Policing the Waterfront:
Networks, Partnerships,
and the Governance of Port Security
by Russell Brewer (Author)
Long recognised as a
site where criminal elements have flourished, the waterfront has been exploited
for centuries by opportunistic individuals for a whole raft of illicit
purposes. Policing the Waterfront: Networks, Partnerships, and the Governance
of Port Security is the first book of its kind to fully explore the intricacies
of how crime is controlled on the waterfront, and in doing so, seeks to enhance
current theoretical understandings of the policing partnerships that exist
between state and non-state actors.
Charting the complex
configuration of security networks using a range of analytical techniques, this
book presents new empirical data, which exposes and explains the social
structures that enable policing partnerships to function on the waterfront.
Particularly striking is the use of enhanced and adjusted theoretical
discussions, to both shape and develop previous policing and security debates -
resulting in a work that is both innovative and, yet, still routed in the
traditions of empirical
research.
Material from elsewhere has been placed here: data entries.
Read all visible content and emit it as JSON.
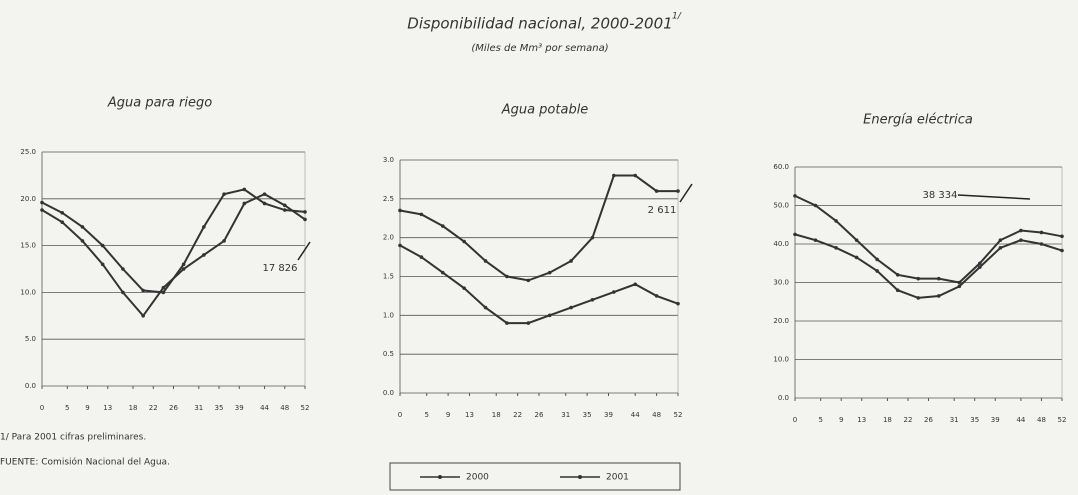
{
  "title": "Disponibilidad nacional, 2000-2001",
  "title_note": "1/",
  "subtitle": "(Miles de Mm³ por semana)",
  "footnotes": [
    "1/ Para 2001 cifras preliminares.",
    "FUENTE: Comisión Nacional del Agua."
  ],
  "chart_data": [
    {
      "type": "line",
      "title": "Agua para riego",
      "annotation": "17 826",
      "x": [
        0,
        4,
        8,
        12,
        16,
        20,
        24,
        28,
        32,
        36,
        40,
        44,
        48,
        52
      ],
      "xlim": [
        0,
        52
      ],
      "xticks": [
        0,
        5,
        9,
        13,
        18,
        22,
        26,
        31,
        35,
        39,
        44,
        48,
        52
      ],
      "ylim": [
        0,
        25
      ],
      "yticks": [
        {
          "value": 0,
          "label": "0.0"
        },
        {
          "value": 5,
          "label": "5.0"
        },
        {
          "value": 10,
          "label": "10.0"
        },
        {
          "value": 15,
          "label": "15.0"
        },
        {
          "value": 20,
          "label": "20.0"
        },
        {
          "value": 25,
          "label": "25.0"
        }
      ],
      "grid": true,
      "series": [
        {
          "name": "2000",
          "color": "#333333",
          "values": [
            19.6,
            18.5,
            17,
            15,
            12.5,
            10.2,
            10,
            13,
            17,
            20.5,
            21,
            19.5,
            18.8,
            18.6
          ]
        },
        {
          "name": "2001",
          "color": "#333333",
          "values": [
            18.8,
            17.5,
            15.5,
            13,
            10,
            7.5,
            10.5,
            12.5,
            14,
            15.5,
            19.5,
            20.5,
            19.3,
            17.8
          ]
        }
      ]
    },
    {
      "type": "line",
      "title": "Agua potable",
      "annotation": "2 611",
      "x": [
        0,
        4,
        8,
        12,
        16,
        20,
        24,
        28,
        32,
        36,
        40,
        44,
        48,
        52
      ],
      "xlim": [
        0,
        52
      ],
      "xticks": [
        0,
        5,
        9,
        13,
        18,
        22,
        26,
        31,
        35,
        39,
        44,
        48,
        52
      ],
      "ylim": [
        0,
        3
      ],
      "yticks": [
        {
          "value": 0,
          "label": "0.0"
        },
        {
          "value": 0.5,
          "label": "0.5"
        },
        {
          "value": 1,
          "label": "1.0"
        },
        {
          "value": 1.5,
          "label": "1.5"
        },
        {
          "value": 2,
          "label": "2.0"
        },
        {
          "value": 2.5,
          "label": "2.5"
        },
        {
          "value": 3,
          "label": "3.0"
        }
      ],
      "grid": true,
      "series": [
        {
          "name": "2000",
          "color": "#333333",
          "values": [
            1.9,
            1.75,
            1.55,
            1.35,
            1.1,
            0.9,
            0.9,
            1.0,
            1.1,
            1.2,
            1.3,
            1.4,
            1.25,
            1.15
          ]
        },
        {
          "name": "2001",
          "color": "#333333",
          "values": [
            2.35,
            2.3,
            2.15,
            1.95,
            1.7,
            1.5,
            1.45,
            1.55,
            1.7,
            2.0,
            2.8,
            2.8,
            2.6,
            2.6
          ]
        }
      ]
    },
    {
      "type": "line",
      "title": "Energía eléctrica",
      "annotation": "38 334",
      "x": [
        0,
        4,
        8,
        12,
        16,
        20,
        24,
        28,
        32,
        36,
        40,
        44,
        48,
        52
      ],
      "xlim": [
        0,
        52
      ],
      "xticks": [
        0,
        5,
        9,
        13,
        18,
        22,
        26,
        31,
        35,
        39,
        44,
        48,
        52
      ],
      "ylim": [
        0,
        60
      ],
      "yticks": [
        {
          "value": 0,
          "label": "0.0"
        },
        {
          "value": 10,
          "label": "10.0"
        },
        {
          "value": 20,
          "label": "20.0"
        },
        {
          "value": 30,
          "label": "30.0"
        },
        {
          "value": 40,
          "label": "40.0"
        },
        {
          "value": 50,
          "label": "50.0"
        },
        {
          "value": 60,
          "label": "60.0"
        }
      ],
      "grid": true,
      "series": [
        {
          "name": "2000",
          "color": "#333333",
          "values": [
            52.5,
            50,
            46,
            41,
            36,
            32,
            31,
            31,
            30,
            35,
            41,
            43.5,
            43,
            42
          ]
        },
        {
          "name": "2001",
          "color": "#333333",
          "values": [
            42.5,
            41,
            39,
            36.5,
            33,
            28,
            26,
            26.5,
            29,
            34,
            39,
            41,
            40,
            38.3
          ]
        }
      ]
    }
  ]
}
The analysis
is achieved through a comparative research design, evaluating the narratives of
both state and non-state security providers at the busiest ports in America and
Australia: the Los Angeles/Long Beach Port Complex and the Port of Melbourne.
Policing the Waterfront
presents a rich and highly original account of the underlying structures that
foster, facilitate, and enhance policing partnerships on the waterfront, and
will be of interest to scholars in the fields of criminology, sociology, law,
socio-legal and policy studies, as well as those researching and studying
policing, regulation, security, mass transportation, and social capital.